The Department actively collaborates with other departments on campus. Many Faculty are members of the Graduate Fields associated with these departments:
There is close collaboration between the School of Applied and Engineering (A&EP) in the College of Engineering and the Department in research areas such as biophysics and biotechnology, magnetic physics and devices, nano-mechanical systems, x-ray physics, charge-density waves, thin film growth and processing and nanoscale device fabrication. The fourteen A&EP faculty members also extend the range of physical phenomena investigated at Cornell. Research efforts in optics and photonics (ultra-fast, non-linear and quantum), semiconductor quantum dots and high-resolution electron microscopy are centered within A&EP.
Graduate students interested in chaos, complexity and non-linear systems will find allies at Cornell’s Center for Applied Mathematics. The center has nearly 100 affiliated faculty members from six colleges at Cornell.
The Astrophysics Group at Cornell straddles the graduate fields of physics and of astronomy and space sciences. Several members of the physics faculty have joint appointments in the Department of Astronomy, representing the closest possible link between the disciplines. Collaborative work between members of the departments spans theoretical, analytical and experimental research on topics in astrophysics, general relativity, cosmology and instrumentation.
The work made possible by Cornell’s MacCHESS facility-studying macromolecules with the x-rays generated by a synchrotron-draws together physicists and chemists. In the effort to identify, isolate and synthesize proteins and viruses by growing high-quality protein crystals and then using synchrotron x-ray diffraction to fully determine atomic structure, physicists play a crucial role in making protein crystallography measurements. There are also close collaborations between physicists and chemists in fabricating single-molecule electrical devices and in the modeling of gene dynamics-specifically, the activity of genes, proteins and mRNA in the cell as it switches between proliferative (reproducing), differentiated (specialized) and apoptotic (suicidal) states.
In recent years, many materials scientists have turned their attention to nanotechnologies, including the making of nanocomposites and biomemetics, along with electronic polymers.

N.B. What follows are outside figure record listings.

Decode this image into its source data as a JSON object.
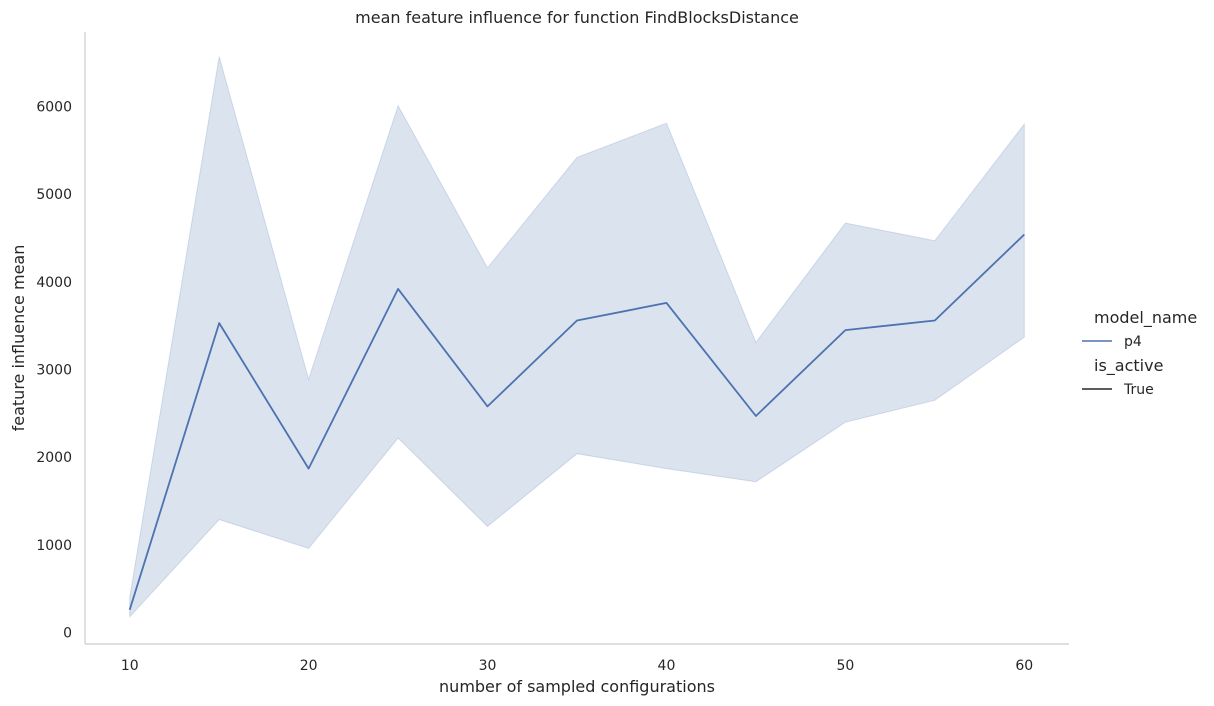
{
  "chart_data": {
    "type": "line",
    "title": "mean feature influence for function FindBlocksDistance",
    "xlabel": "number of sampled configurations",
    "ylabel": "feature influence mean",
    "xlim": [
      7.5,
      62.5
    ],
    "ylim": [
      -130,
      6850
    ],
    "x_ticks": [
      10,
      20,
      30,
      40,
      50,
      60
    ],
    "y_ticks": [
      0,
      1000,
      2000,
      3000,
      4000,
      5000,
      6000
    ],
    "grid": false,
    "legend_position": "right",
    "legend": {
      "hue_title": "model_name",
      "hue_entries": [
        {
          "label": "p4",
          "color": "#4c72b0"
        }
      ],
      "style_title": "is_active",
      "style_entries": [
        {
          "label": "True",
          "color": "#262626"
        }
      ]
    },
    "series": [
      {
        "name": "p4",
        "color": "#4c72b0",
        "x": [
          10,
          15,
          20,
          25,
          30,
          35,
          40,
          45,
          50,
          55,
          60
        ],
        "values": [
          260,
          3530,
          1870,
          3920,
          2580,
          3560,
          3760,
          2470,
          3450,
          3560,
          4540
        ],
        "ci_low": [
          180,
          1290,
          960,
          2220,
          1210,
          2040,
          1870,
          1720,
          2400,
          2650,
          3370
        ],
        "ci_high": [
          400,
          6570,
          2890,
          6010,
          4160,
          5420,
          5810,
          3310,
          4670,
          4470,
          5800
        ]
      }
    ]
  }
}
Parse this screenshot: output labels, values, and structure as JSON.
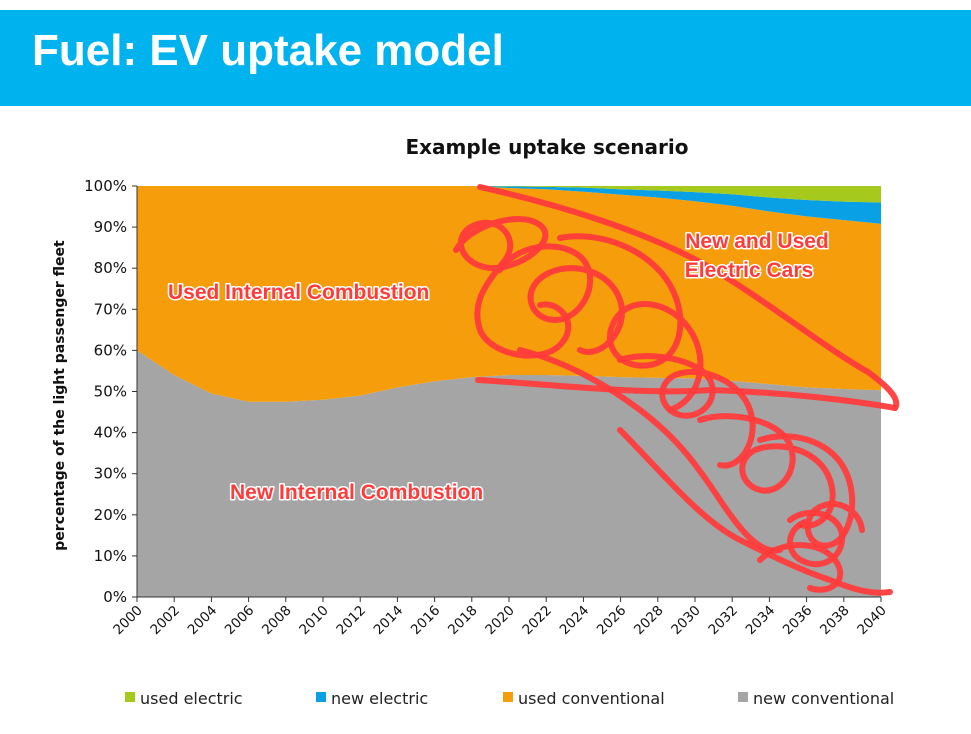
{
  "slide": {
    "title": "Fuel: EV uptake model"
  },
  "colors": {
    "header": "#00b3ee",
    "used_electric": "#a5c91d",
    "new_electric": "#0aa0e6",
    "used_conventional": "#f59d0a",
    "new_conventional": "#a5a5a5",
    "annotation": "#ff3b3b"
  },
  "chart_data": {
    "type": "area",
    "stacked": true,
    "title": "Example uptake scenario",
    "ylabel": "percentage of the light passenger fleet",
    "xlabel": "",
    "ylim": [
      0,
      100
    ],
    "y_ticks": [
      "0%",
      "10%",
      "20%",
      "30%",
      "40%",
      "50%",
      "60%",
      "70%",
      "80%",
      "90%",
      "100%"
    ],
    "x": [
      2000,
      2002,
      2004,
      2006,
      2008,
      2010,
      2012,
      2014,
      2016,
      2018,
      2020,
      2022,
      2024,
      2026,
      2028,
      2030,
      2032,
      2034,
      2036,
      2038,
      2040
    ],
    "x_tick_labels": [
      "2000",
      "2002",
      "2004",
      "2006",
      "2008",
      "2010",
      "2012",
      "2014",
      "2016",
      "2018",
      "2020",
      "2022",
      "2024",
      "2026",
      "2028",
      "2030",
      "2032",
      "2034",
      "2036",
      "2038",
      "2040"
    ],
    "series": [
      {
        "name": "new conventional",
        "values": [
          60,
          54,
          49.5,
          47.5,
          47.5,
          48,
          49,
          51,
          52.5,
          53.5,
          54,
          54,
          53.8,
          53.5,
          53.3,
          53.2,
          52.6,
          51.8,
          51,
          50.6,
          50.3
        ]
      },
      {
        "name": "used conventional",
        "values": [
          40,
          46,
          50.5,
          52.5,
          52.5,
          52,
          51,
          49,
          47.5,
          46.5,
          45.5,
          45.2,
          44.8,
          44.4,
          43.9,
          43.1,
          42.6,
          42,
          41.6,
          41.1,
          40.5
        ]
      },
      {
        "name": "new electric",
        "values": [
          0,
          0,
          0,
          0,
          0,
          0,
          0,
          0,
          0,
          0,
          0.4,
          0.6,
          1,
          1.3,
          1.7,
          2.2,
          2.8,
          3.4,
          4,
          4.5,
          5.2
        ]
      },
      {
        "name": "used electric",
        "values": [
          0,
          0,
          0,
          0,
          0,
          0,
          0,
          0,
          0,
          0,
          0.1,
          0.2,
          0.4,
          0.8,
          1.1,
          1.5,
          2,
          2.8,
          3.4,
          3.8,
          4.0
        ]
      }
    ],
    "legend": {
      "position": "bottom",
      "items": [
        "used electric",
        "new electric",
        "used conventional",
        "new conventional"
      ]
    },
    "annotations": [
      "Used Internal Combustion",
      "New and Used",
      "Electric Cars",
      "New Internal Combustion"
    ]
  }
}
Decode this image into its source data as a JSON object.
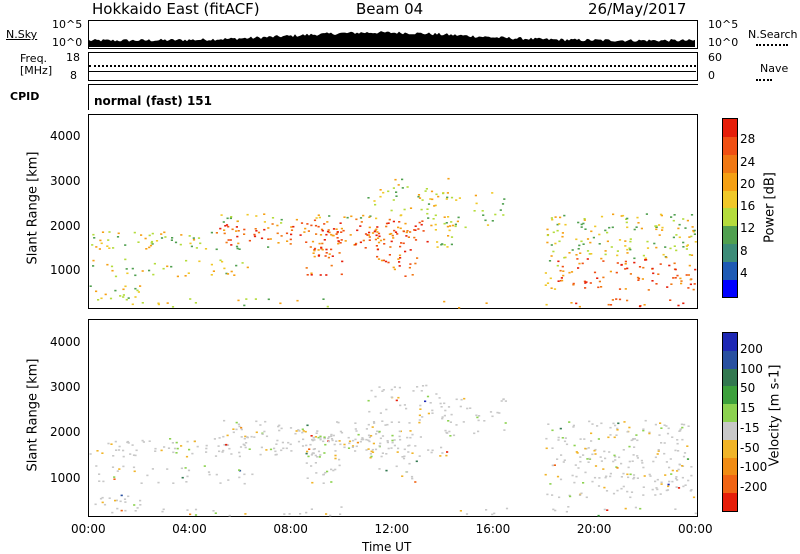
{
  "header": {
    "station": "Hokkaido East (fitACF)",
    "beam": "Beam 04",
    "date": "26/May/2017"
  },
  "nsky": {
    "label": "N.Sky",
    "top_tick": "10^5",
    "bottom_tick": "10^0"
  },
  "nsearch": {
    "label": "N.Search",
    "top_tick": "10^5",
    "bottom_tick": "10^0"
  },
  "freq": {
    "label_line1": "Freq.",
    "label_line2": "[MHz]",
    "top_tick": "18",
    "bottom_tick": "8"
  },
  "nave": {
    "label": "Nave",
    "top_tick": "60",
    "bottom_tick": "0"
  },
  "cpid": {
    "label": "CPID",
    "value": "normal (fast) 151"
  },
  "chart_data": [
    {
      "type": "heatmap",
      "name": "power",
      "ylabel": "Slant Range [km]",
      "xlabel": "Time UT",
      "x_ticks": [
        "00:00",
        "04:00",
        "08:00",
        "12:00",
        "16:00",
        "20:00",
        "00:00"
      ],
      "y_ticks": [
        1000,
        2000,
        3000,
        4000
      ],
      "ylim": [
        200,
        4500
      ],
      "colorbar": {
        "label": "Power [dB]",
        "ticks": [
          "4",
          "8",
          "12",
          "16",
          "20",
          "24",
          "28"
        ],
        "colors": [
          "#0000ff",
          "#1e5ab4",
          "#3c8c78",
          "#50a050",
          "#b4dc3c",
          "#f0c828",
          "#f5a014",
          "#f07814",
          "#f05014",
          "#e61e0a"
        ]
      }
    },
    {
      "type": "heatmap",
      "name": "velocity",
      "ylabel": "Slant Range [km]",
      "xlabel": "Time UT",
      "x_ticks": [
        "00:00",
        "04:00",
        "08:00",
        "12:00",
        "16:00",
        "20:00",
        "00:00"
      ],
      "y_ticks": [
        1000,
        2000,
        3000,
        4000
      ],
      "ylim": [
        200,
        4500
      ],
      "colorbar": {
        "label": "Velocity [m s-1]",
        "ticks": [
          "200",
          "100",
          "50",
          "15",
          "-15",
          "-50",
          "-100",
          "-200"
        ],
        "colors": [
          "#1e28b4",
          "#2850a0",
          "#327850",
          "#3ca03c",
          "#8cd250",
          "#c8c8c8",
          "#f0b428",
          "#f08c14",
          "#f06414",
          "#e61e0a"
        ]
      }
    }
  ]
}
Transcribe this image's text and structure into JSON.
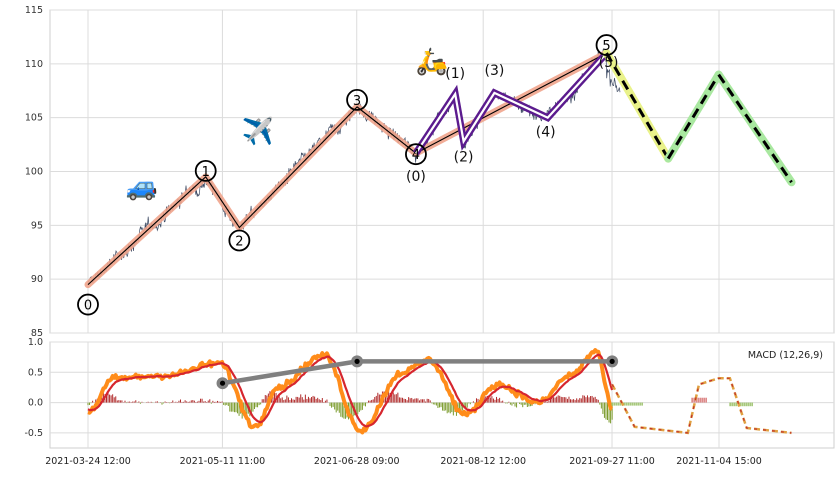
{
  "chart_data": [
    {
      "type": "line",
      "panel": "price",
      "ylim": [
        85,
        115
      ],
      "y_ticks": [
        "85",
        "90",
        "95",
        "100",
        "105",
        "110",
        "115"
      ],
      "grid": true,
      "primary_wave": {
        "points": [
          {
            "date": "2021-03-24",
            "value": 89.5,
            "label": "0"
          },
          {
            "date": "2021-05-05",
            "value": 99.5,
            "label": "1"
          },
          {
            "date": "2021-05-17",
            "value": 94.8,
            "label": "2"
          },
          {
            "date": "2021-06-28",
            "value": 106.0,
            "label": "3"
          },
          {
            "date": "2021-07-19",
            "value": 101.7,
            "label": "4"
          },
          {
            "date": "2021-09-25",
            "value": 111.0,
            "label": "5"
          }
        ]
      },
      "sub_wave": {
        "points": [
          {
            "date": "2021-07-19",
            "value": 101.7,
            "label": "(0)"
          },
          {
            "date": "2021-08-02",
            "value": 107.2,
            "label": "(1)"
          },
          {
            "date": "2021-08-05",
            "value": 102.8,
            "label": "(2)"
          },
          {
            "date": "2021-08-16",
            "value": 107.3,
            "label": "(3)"
          },
          {
            "date": "2021-09-04",
            "value": 105.0,
            "label": "(4)"
          },
          {
            "date": "2021-09-25",
            "value": 111.0,
            "label": "(5)"
          }
        ]
      },
      "projection": {
        "points": [
          {
            "date": "2021-09-25",
            "value": 111.0
          },
          {
            "date": "2021-10-17",
            "value": 101.2
          },
          {
            "date": "2021-11-04",
            "value": 109.0
          },
          {
            "date": "2021-11-30",
            "value": 99.0
          }
        ]
      },
      "emoji_markers": [
        {
          "symbol": "🚙",
          "wave": "1"
        },
        {
          "symbol": "✈️",
          "wave": "3"
        },
        {
          "symbol": "🛵",
          "wave": "5"
        }
      ],
      "colors": {
        "price": "#3d4a63",
        "primary_wave": "#f0a48c",
        "sub_wave": "#5b1b8e",
        "projection_yellow": "#e9f28a",
        "projection_green": "#a9e8a0",
        "projection_dash": "#000000"
      }
    },
    {
      "type": "line",
      "panel": "macd",
      "legend": "MACD (12,26,9)",
      "legend_position": "top-right",
      "ylim": [
        -0.75,
        1.0
      ],
      "y_ticks": [
        "1.0",
        "0.5",
        "0.0",
        "-0.5"
      ],
      "x_ticks": [
        "2021-03-24 12:00",
        "2021-05-11 11:00",
        "2021-06-28 09:00",
        "2021-08-12 12:00",
        "2021-09-27 11:00",
        "2021-11-04 15:00"
      ],
      "peak_line": [
        {
          "date": "2021-05-11",
          "value": 0.32
        },
        {
          "date": "2021-06-28",
          "value": 0.68
        },
        {
          "date": "2021-09-27",
          "value": 0.68
        }
      ],
      "projection_macd": {
        "points": [
          {
            "date": "2021-09-27",
            "value": 0.3
          },
          {
            "date": "2021-10-05",
            "value": -0.4
          },
          {
            "date": "2021-10-24",
            "value": -0.5
          },
          {
            "date": "2021-10-28",
            "value": 0.3
          },
          {
            "date": "2021-11-04",
            "value": 0.4
          },
          {
            "date": "2021-11-08",
            "value": 0.4
          },
          {
            "date": "2021-11-14",
            "value": -0.42
          },
          {
            "date": "2021-11-30",
            "value": -0.5
          }
        ]
      },
      "colors": {
        "macd": "#ff8c1a",
        "signal": "#d6262e",
        "hist_pos": "#b02a2a",
        "hist_neg": "#7a9a2a",
        "peak_line": "#808080",
        "proj_dash": "#e0a040",
        "proj_dash2": "#c03030"
      }
    }
  ]
}
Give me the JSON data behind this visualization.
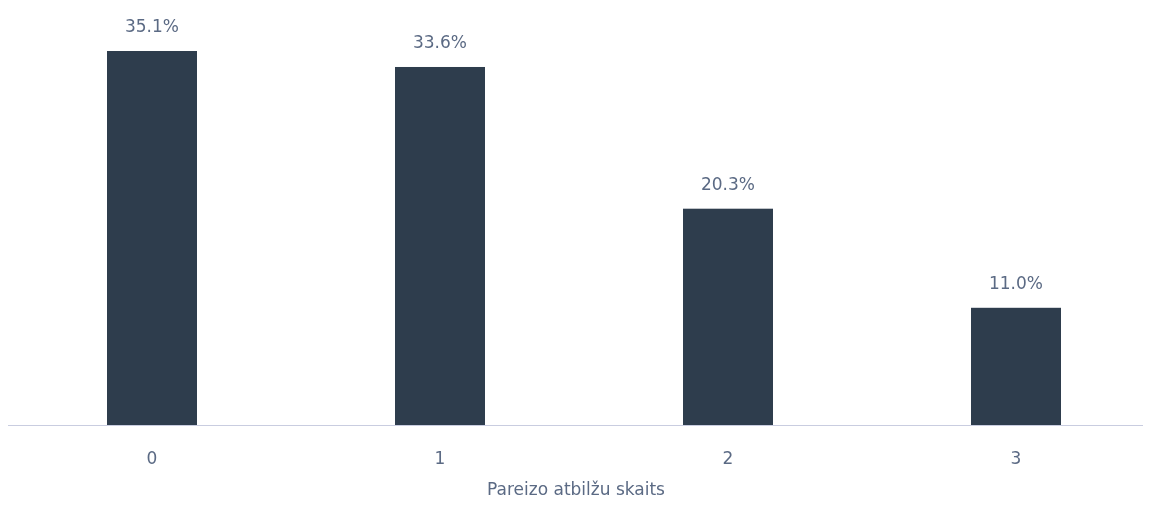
{
  "chart_data": {
    "type": "bar",
    "xlabel": "Pareizo atbilžu skaits",
    "categories": [
      "0",
      "1",
      "2",
      "3"
    ],
    "values": [
      35.1,
      33.6,
      20.3,
      11.0
    ],
    "color": "#2e3d4d",
    "value_labels": [
      "35.1%",
      "33.6%",
      "20.3%",
      "11.0%"
    ]
  }
}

A multidisciplinary group has been active at Cornell for many years, studying the dynamic evolution of materials, including thin film growth, patterned surfaces, electrochemical interfaces, polymers, liquid crystals, biomaterials and systems with novel electronic properties.
Physicists bring some of their most powerful tools to the study of life at the molecular level-X-ray crystallography, optical and laser spectroscopy, nuclear magnetic resonance (NMR) spectroscopy and advanced computational science. One team of biophysicists at Cornell-the Structure-Based Drug Design Group-is applying advanced techniques for determining three-dimensional molecular structure to the development of new methods for creating novel drugs. Other examples of collaborative activities are in the area of development of new methods of x-ray based protein structure solution for structural genomics and statistical methods for analyzing genetic information.